If you want your clients to trust and rely on you, then you absolutely must take security seriously.
Trust and responsibility are cornerstones of how I practice coaching. In my own practice, I follow the ethical guidelines of the International Coach Federation (ICF). One of the ICF guidelines that I happily follow concerns confidentially. In fact, I proactively brief clients on the, extremely, rare circumstances under which I will break that confidentially. Until one of those scenarios is reached the content and existence of the conversation remain between the me and my client.
Outside of intentional disclosure one issue that all coaches need to address in their practice is unintentional disclosure due to information security issues. As a coach, you need to develop security that protects your clients and your coaching practice.
Security is always evolving and your coaching practice will have different operational concerns. However, below I’ve outlined some best practices, that will help you get started.
Like all coaches, I find taking notes during a session on paper helpful. I also review these notes before future sessions to refresh myself on the client and their goals. Security around these notes is absolutely critical. Here are some best practices I recommend all coaches adopt:
- Never write the client’s name on a sheet of paper containing notes from the session.
- Never write the date or time of a session on a sheet with notes.
- Never bring a notebook with notes from another client to a session with a different client. If you do so, make sure to keep the book in your bag. A client could easily accidentally see details while you are turning a page.
- Move all notes to a secure digital format as soon as possible and shred the paper copies.
Remember that physical items are easily compromised.
Your Digital Setup
I’m a big advocate for using digital technology to help all people (coaches included!) scale their impact. However, it’s extremely important that you ensure your digital setup enhances rather than diminishes your security setup.
Ensure the following are always followed:
- Enable two-factor authentication on all services. If a product doesn’t have two-factor authentication don’t use it, ever. Also, avoid two-factor services that use sms.
- Use a different, strong password for every single service. Your passwords should be, at least, 20 characters and completely customized for each account.
- Never share accounts and ideally never used shared terminals. However, if you must use a shared computer use ‘Incognito mode’ as this will clear most information once you close the window.
Setting a long unique password for each service may seem impossible. Thankfully using a password manager, such as LastPass or 1Password, and make this super easy.
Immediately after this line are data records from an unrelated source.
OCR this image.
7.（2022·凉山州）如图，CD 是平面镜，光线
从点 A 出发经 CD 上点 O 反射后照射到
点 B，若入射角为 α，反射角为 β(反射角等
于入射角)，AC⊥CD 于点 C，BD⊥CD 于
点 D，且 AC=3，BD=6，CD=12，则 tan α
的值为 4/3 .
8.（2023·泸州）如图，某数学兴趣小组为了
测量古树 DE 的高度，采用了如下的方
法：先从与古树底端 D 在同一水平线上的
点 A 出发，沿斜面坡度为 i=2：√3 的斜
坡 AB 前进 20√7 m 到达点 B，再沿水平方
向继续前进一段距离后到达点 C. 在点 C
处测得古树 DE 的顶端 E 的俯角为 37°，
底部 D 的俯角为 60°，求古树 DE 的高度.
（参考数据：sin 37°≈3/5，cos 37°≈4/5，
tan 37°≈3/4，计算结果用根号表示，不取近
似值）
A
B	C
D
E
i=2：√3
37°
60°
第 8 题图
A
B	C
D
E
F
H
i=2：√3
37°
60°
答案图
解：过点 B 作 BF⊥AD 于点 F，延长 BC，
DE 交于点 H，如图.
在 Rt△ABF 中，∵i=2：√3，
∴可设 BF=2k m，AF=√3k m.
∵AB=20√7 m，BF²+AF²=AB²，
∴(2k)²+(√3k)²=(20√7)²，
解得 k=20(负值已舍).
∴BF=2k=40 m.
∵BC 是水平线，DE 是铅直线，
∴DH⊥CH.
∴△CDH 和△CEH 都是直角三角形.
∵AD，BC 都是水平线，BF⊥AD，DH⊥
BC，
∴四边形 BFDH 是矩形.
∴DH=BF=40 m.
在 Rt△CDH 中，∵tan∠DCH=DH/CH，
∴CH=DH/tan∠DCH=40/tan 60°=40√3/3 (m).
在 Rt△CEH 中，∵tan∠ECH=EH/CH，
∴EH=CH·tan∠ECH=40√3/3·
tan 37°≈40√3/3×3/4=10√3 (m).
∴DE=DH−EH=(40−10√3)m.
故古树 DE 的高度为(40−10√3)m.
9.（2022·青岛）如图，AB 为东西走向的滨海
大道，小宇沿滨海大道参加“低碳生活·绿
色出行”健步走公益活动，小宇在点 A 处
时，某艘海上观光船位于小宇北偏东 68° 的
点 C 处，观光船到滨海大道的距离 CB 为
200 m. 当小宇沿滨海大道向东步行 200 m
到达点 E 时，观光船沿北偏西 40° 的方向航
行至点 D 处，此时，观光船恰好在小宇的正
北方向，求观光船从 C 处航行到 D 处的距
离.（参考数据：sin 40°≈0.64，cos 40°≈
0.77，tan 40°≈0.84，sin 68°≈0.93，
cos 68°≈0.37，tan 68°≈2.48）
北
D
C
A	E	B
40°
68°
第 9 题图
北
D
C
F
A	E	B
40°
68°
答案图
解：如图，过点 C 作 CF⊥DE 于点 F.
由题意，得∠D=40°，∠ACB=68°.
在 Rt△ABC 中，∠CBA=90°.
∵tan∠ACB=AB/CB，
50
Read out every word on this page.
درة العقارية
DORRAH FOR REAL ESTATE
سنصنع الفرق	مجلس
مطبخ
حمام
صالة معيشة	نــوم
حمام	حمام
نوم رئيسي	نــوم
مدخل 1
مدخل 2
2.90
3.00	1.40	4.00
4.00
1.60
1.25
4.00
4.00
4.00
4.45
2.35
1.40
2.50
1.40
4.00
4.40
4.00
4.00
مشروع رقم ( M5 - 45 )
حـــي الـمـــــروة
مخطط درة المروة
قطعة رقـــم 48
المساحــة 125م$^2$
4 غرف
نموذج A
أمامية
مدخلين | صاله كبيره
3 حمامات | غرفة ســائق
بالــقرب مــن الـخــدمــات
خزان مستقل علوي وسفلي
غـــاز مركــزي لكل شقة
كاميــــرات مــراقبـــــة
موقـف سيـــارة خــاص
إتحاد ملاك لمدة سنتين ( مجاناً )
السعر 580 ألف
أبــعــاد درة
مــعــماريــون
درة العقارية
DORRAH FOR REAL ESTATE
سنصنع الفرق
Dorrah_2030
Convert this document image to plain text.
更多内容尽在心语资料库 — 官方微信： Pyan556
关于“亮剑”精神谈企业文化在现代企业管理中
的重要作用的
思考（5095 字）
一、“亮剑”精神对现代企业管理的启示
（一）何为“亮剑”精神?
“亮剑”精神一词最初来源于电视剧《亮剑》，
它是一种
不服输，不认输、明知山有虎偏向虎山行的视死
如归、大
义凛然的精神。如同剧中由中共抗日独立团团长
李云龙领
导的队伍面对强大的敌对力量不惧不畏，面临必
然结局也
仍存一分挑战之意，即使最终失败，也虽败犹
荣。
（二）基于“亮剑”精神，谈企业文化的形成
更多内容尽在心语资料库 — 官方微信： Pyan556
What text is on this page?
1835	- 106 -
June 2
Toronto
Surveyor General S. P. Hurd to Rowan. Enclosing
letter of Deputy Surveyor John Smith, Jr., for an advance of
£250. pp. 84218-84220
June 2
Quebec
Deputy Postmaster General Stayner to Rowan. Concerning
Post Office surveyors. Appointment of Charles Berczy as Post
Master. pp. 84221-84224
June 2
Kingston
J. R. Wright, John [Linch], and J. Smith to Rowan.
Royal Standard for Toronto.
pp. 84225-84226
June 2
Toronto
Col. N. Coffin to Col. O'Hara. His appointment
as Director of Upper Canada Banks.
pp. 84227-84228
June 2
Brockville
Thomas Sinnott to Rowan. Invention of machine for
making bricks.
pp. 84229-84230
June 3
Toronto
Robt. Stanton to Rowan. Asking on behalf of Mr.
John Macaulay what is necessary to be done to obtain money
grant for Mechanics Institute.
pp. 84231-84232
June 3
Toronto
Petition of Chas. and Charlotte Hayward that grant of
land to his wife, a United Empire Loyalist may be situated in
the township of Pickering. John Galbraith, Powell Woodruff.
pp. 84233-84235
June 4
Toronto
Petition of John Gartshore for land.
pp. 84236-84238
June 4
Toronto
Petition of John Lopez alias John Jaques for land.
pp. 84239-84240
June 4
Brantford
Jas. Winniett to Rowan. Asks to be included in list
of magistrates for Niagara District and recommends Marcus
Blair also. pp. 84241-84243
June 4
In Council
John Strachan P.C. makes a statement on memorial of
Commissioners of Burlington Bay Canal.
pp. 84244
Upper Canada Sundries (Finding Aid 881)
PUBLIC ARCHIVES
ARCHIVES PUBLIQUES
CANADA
These services will securely store and create passwords for you.
two-factor authentication means that you will be asked to supply a shortcode periodically on your devices and always on new devices. You can get the device from your phone using an app such as Authy or Google Authenticator. The beauty of this setup is that to gain access to your accounts someone would need not just your password but also your phone - massively increasing your security.
I do believe that using digital services to store coaching notes is compliant with good security. However, it’s essential that every service you use has a strong password and two-factor authentication enabled. This includes any and all devices this information syncs to (phone, tablet, etc). In addition, all these devices should be secured by passwords beyond the standard 4 digits. Using thumbprint technology is a great balance of convenience and security for mobile devices.
Personally, I use a combination of Google services and Evernote. There are multiple different combinations and solutions, but I find that these two give me all the tools I need, access to my coaching information where I need it and most importantly keep everything secure.
I hope you find the above steps helpful. One's security can seem both elusive and intensely technically complex to achieve. Thankfully tools like password managers can make you more secure while also making your digital life easier.